How to be Peyton Manning, and why it matters.

Seasoned veterans in the technology field know that we are often forced to deal with incomplete information.  Regardless of efforts to be on the same page with senior leadership, decisions will be made without input from IT and we will be left trying to figure out how we will make it happen.  It can be a mad scramble.  Being reactive instead of being proactive is never fun.  That’s why it is important to be Peyton Manning.

Peyton Manning, one of the most successful (and record setting) quarterbacks in NFL history, is known for his ability to read the defensive scheme and call an audible.  Need more proof?  Read this article here.  Manning Master of the Audible.

That’s what I tell my team regularly.  We often stand at the line of scrimmage not knowing exactly what is coming at us.  It might be a full out blitz, and none of us want to get a concussion…  So what do we do?  We look at the defense and change the play.  It’s expensive, it takes more time, and it’s risky.  Certainly it would be better to know exactly what is coming so that you can just run the play as called, but that rarely happens.  Peyton is a highly paid player because not only can he throw the ball with accuracy, but because he can see what’s coming and execute the offense in spite of what’s coming.
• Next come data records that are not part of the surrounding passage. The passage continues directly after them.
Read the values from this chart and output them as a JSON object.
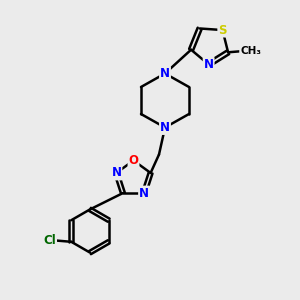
{
  "bg_color": "#ebebeb",
  "bond_color": "#000000",
  "atom_colors": {
    "N": "#0000ff",
    "O": "#ff0000",
    "S": "#cccc00",
    "Cl": "#006600",
    "C": "#000000"
  },
  "bond_width": 1.8,
  "font_size": 8.5,
  "figsize": [
    3.0,
    3.0
  ],
  "dpi": 100
}
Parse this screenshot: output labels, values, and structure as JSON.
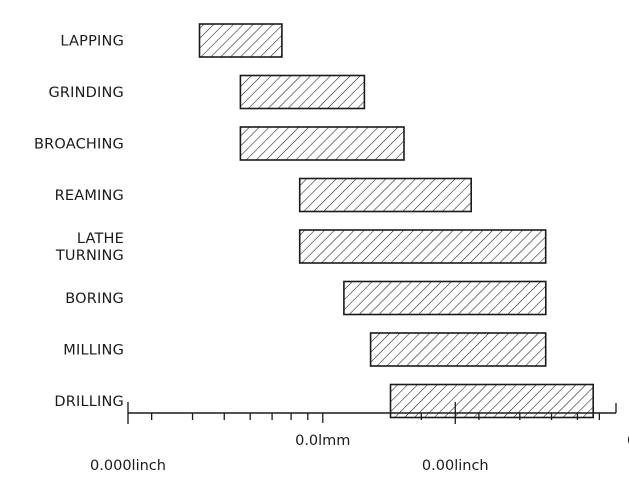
{
  "chart_data": {
    "type": "bar",
    "orientation": "horizontal",
    "scale": "log",
    "unit": "mm",
    "categories": [
      [
        "LAPPING"
      ],
      [
        "GRINDING"
      ],
      [
        "BROACHING"
      ],
      [
        "REAMING"
      ],
      [
        "LATHE",
        "TURNING"
      ],
      [
        "BORING"
      ],
      [
        "MILLING"
      ],
      [
        "DRILLING"
      ]
    ],
    "ranges_mm": [
      [
        0.0042,
        0.0075
      ],
      [
        0.0056,
        0.0134
      ],
      [
        0.0056,
        0.0177
      ],
      [
        0.0085,
        0.0284
      ],
      [
        0.0085,
        0.048
      ],
      [
        0.0116,
        0.048
      ],
      [
        0.014,
        0.048
      ],
      [
        0.0161,
        0.067
      ]
    ],
    "xlim_mm": [
      0.00254,
      0.0787
    ],
    "mm_axis": {
      "labels": [
        {
          "text": "0.0lmm",
          "value_mm": 0.01
        },
        {
          "text": "0.lmm",
          "value_mm": 0.1
        }
      ],
      "minor_ticks_mm": [
        0.003,
        0.004,
        0.005,
        0.006,
        0.007,
        0.008,
        0.009,
        0.02,
        0.03,
        0.04,
        0.05,
        0.06,
        0.07
      ]
    },
    "inch_axis": {
      "labels": [
        {
          "text": "0.000linch",
          "value_mm": 0.00254
        },
        {
          "text": "0.00linch",
          "value_mm": 0.0254
        },
        {
          "text": "0.0linch",
          "value_mm": 0.254
        }
      ]
    }
  }
}
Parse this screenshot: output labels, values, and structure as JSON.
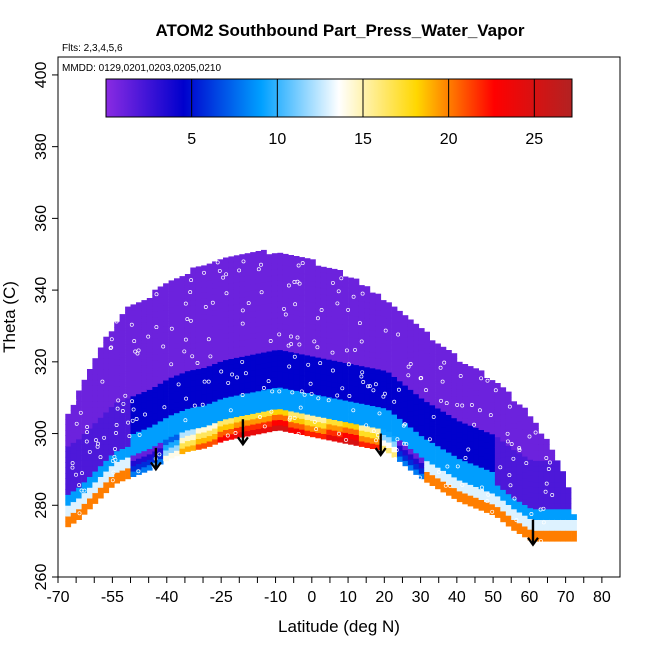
{
  "chart_data": {
    "type": "heatmap",
    "title": "ATOM2 Southbound Part_Press_Water_Vapor",
    "flights_label": "Flts: 2,3,4,5,6",
    "dates_label": "MMDD: 0129,0201,0203,0205,0210",
    "xlabel": "Latitude (deg N)",
    "ylabel": "Theta (C)",
    "xlim": [
      -70,
      85
    ],
    "ylim": [
      260,
      405
    ],
    "x_ticks_labeled": [
      -70,
      -55,
      -40,
      -25,
      -10,
      0,
      10,
      20,
      30,
      40,
      50,
      60,
      70,
      80
    ],
    "x_tick_labels": [
      "-70",
      "-55",
      "-40",
      "-25",
      "-10",
      "0",
      "10",
      "20",
      "30",
      "40",
      "50",
      "60",
      "70",
      "80"
    ],
    "x_ticks_minor": [
      -65,
      -60,
      -50,
      -45,
      -35,
      -30,
      -20,
      -15,
      -5,
      5,
      15,
      25,
      35,
      45,
      55,
      65,
      75
    ],
    "y_ticks": [
      260,
      280,
      300,
      320,
      340,
      360,
      380,
      400
    ],
    "y_tick_labels": [
      "260",
      "280",
      "300",
      "320",
      "340",
      "360",
      "380",
      "400"
    ],
    "colorbar": {
      "range": [
        0,
        27.2
      ],
      "ticks": [
        5,
        10,
        15,
        20,
        25
      ],
      "tick_labels": [
        "5",
        "10",
        "15",
        "20",
        "25"
      ],
      "colors": [
        "#8a2be2",
        "#0000cd",
        "#00a0ff",
        "#ffffff",
        "#ffd700",
        "#ff0000",
        "#b22222"
      ]
    },
    "top_boundary": [
      [
        -68,
        305
      ],
      [
        -63,
        315
      ],
      [
        -58,
        325
      ],
      [
        -53,
        333
      ],
      [
        -45,
        338
      ],
      [
        -38,
        343
      ],
      [
        -30,
        347
      ],
      [
        -20,
        349
      ],
      [
        -12,
        350
      ],
      [
        -5,
        349
      ],
      [
        0,
        347
      ],
      [
        5,
        345
      ],
      [
        10,
        343
      ],
      [
        15,
        340
      ],
      [
        20,
        336
      ],
      [
        25,
        332
      ],
      [
        30,
        328
      ],
      [
        35,
        324
      ],
      [
        40,
        320
      ],
      [
        45,
        317
      ],
      [
        50,
        314
      ],
      [
        55,
        309
      ],
      [
        60,
        304
      ],
      [
        65,
        296
      ],
      [
        70,
        285
      ],
      [
        72,
        274
      ]
    ],
    "bottom_boundary": [
      [
        -68,
        274
      ],
      [
        -65,
        276
      ],
      [
        -60,
        281
      ],
      [
        -55,
        286
      ],
      [
        -50,
        288
      ],
      [
        -45,
        290
      ],
      [
        -40,
        293
      ],
      [
        -35,
        295
      ],
      [
        -30,
        296
      ],
      [
        -25,
        298
      ],
      [
        -20,
        299
      ],
      [
        -15,
        300
      ],
      [
        -10,
        301
      ],
      [
        -5,
        300
      ],
      [
        0,
        299
      ],
      [
        5,
        298
      ],
      [
        10,
        297
      ],
      [
        15,
        296
      ],
      [
        20,
        295
      ],
      [
        25,
        291
      ],
      [
        30,
        287
      ],
      [
        35,
        284
      ],
      [
        40,
        281
      ],
      [
        45,
        279
      ],
      [
        50,
        277
      ],
      [
        55,
        273
      ],
      [
        60,
        270
      ],
      [
        65,
        270
      ],
      [
        72,
        270
      ]
    ],
    "moist_band": [
      [
        -45,
        289,
        292,
        8
      ],
      [
        -40,
        292,
        296,
        14
      ],
      [
        -35,
        295,
        299,
        19
      ],
      [
        -30,
        296,
        301,
        21
      ],
      [
        -25,
        298,
        302,
        23
      ],
      [
        -20,
        299,
        303,
        24
      ],
      [
        -15,
        300,
        304,
        24
      ],
      [
        -10,
        301,
        305,
        25
      ],
      [
        -5,
        300,
        303,
        23
      ],
      [
        0,
        299,
        302,
        22
      ],
      [
        5,
        298,
        301,
        24
      ],
      [
        10,
        297,
        300,
        25
      ],
      [
        15,
        296,
        299,
        22
      ],
      [
        20,
        295,
        298,
        16
      ],
      [
        25,
        291,
        294,
        8
      ]
    ],
    "arrows": [
      [
        -43,
        296,
        290
      ],
      [
        -19,
        304,
        297
      ],
      [
        19,
        300,
        294
      ],
      [
        61,
        276,
        269
      ]
    ]
  }
}
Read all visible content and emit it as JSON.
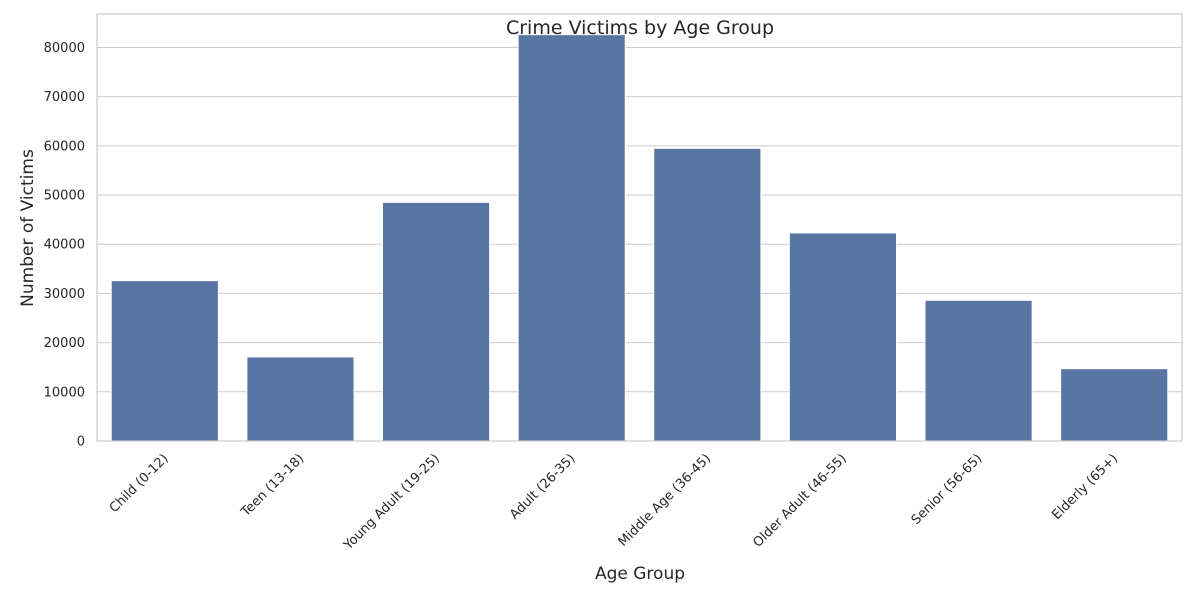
{
  "chart_data": {
    "type": "bar",
    "title": "Crime Victims by Age Group",
    "xlabel": "Age Group",
    "ylabel": "Number of Victims",
    "categories": [
      "Child (0-12)",
      "Teen (13-18)",
      "Young Adult (19-25)",
      "Adult (26-35)",
      "Middle Age (36-45)",
      "Older Adult (46-55)",
      "Senior (56-65)",
      "Elderly (65+)"
    ],
    "values": [
      32600,
      17100,
      48500,
      82600,
      59500,
      42300,
      28600,
      14700
    ],
    "yticks": [
      0,
      10000,
      20000,
      30000,
      40000,
      50000,
      60000,
      70000,
      80000
    ],
    "ylim": [
      0,
      86800
    ],
    "grid": true,
    "bar_color": "#5975a4",
    "grid_color": "#cccccc"
  }
}
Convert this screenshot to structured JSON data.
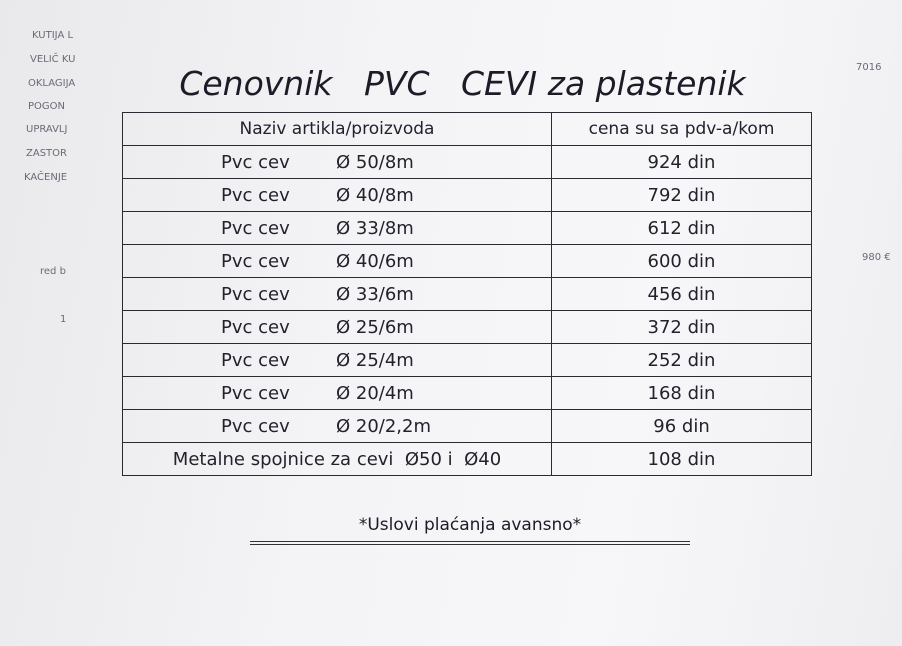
{
  "header": {
    "title": "Cenovnik   PVC   CEVI za plastenik"
  },
  "table": {
    "columns": [
      "Naziv artikla/proizvoda",
      "cena su sa pdv-a/kom"
    ],
    "rows": [
      [
        "Pvc cev",
        "Ø 50/8m",
        "924 din"
      ],
      [
        "Pvc cev",
        "Ø 40/8m",
        "792 din"
      ],
      [
        "Pvc cev",
        "Ø 33/8m",
        "612 din"
      ],
      [
        "Pvc cev",
        "Ø 40/6m",
        "600 din"
      ],
      [
        "Pvc cev",
        "Ø 33/6m",
        "456 din"
      ],
      [
        "Pvc cev",
        "Ø 25/6m",
        "372 din"
      ],
      [
        "Pvc cev",
        "Ø 25/4m",
        "252 din"
      ],
      [
        "Pvc cev",
        "Ø 20/4m",
        "168 din"
      ],
      [
        "Pvc cev",
        "Ø 20/2,2m",
        "96 din"
      ],
      [
        "Metalne spojnice za cevi  Ø50 i  Ø40",
        "108 din"
      ]
    ]
  },
  "footer": {
    "note": "*Uslovi plaćanja avansno*"
  },
  "background_texts": [
    "KUTIJA L",
    "VELIČ KU",
    "OKLAGIJA",
    "POGON",
    "UPRAVLJ",
    "ZASTOR",
    "KAČENJE",
    "red b",
    "1",
    "7016",
    "980 €"
  ]
}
IT leaders must realize that they are valuable because they survey their surroundings and make the best decision possible given what they see.  This is true for every person on the team.  Is your leadership giving you the ability to make that decision?  Are you allowing your team members to call audibles?  If not, that needs to change.  Just ask Peyton, here are the words from his Offensive Coordinator… “Hey, if you see something out there, you call it. You change it and I have your back,'” Manning says. “Some coaches tell their quarterbacks, ‘Hey, you can change the play, but it better work.’ That is not confidence. That is a threat.”

“He sees those things so well that I can’t even explain it,” Indianapolis right tackle Ryan Diem says of Peyton.  Can that be said of you and your team?  Are you training your team to always run the play as called in the huddle, or to be flexible to change right before the ball is snapped?

You, like Peyton, are more valuable if spend time in the film room.  You need to know what might be thrown against you, you need to read the defensive scheme, you need to read minds.  It’s maybe the most important thing you can do.  Be flexible and be ready to call an audible.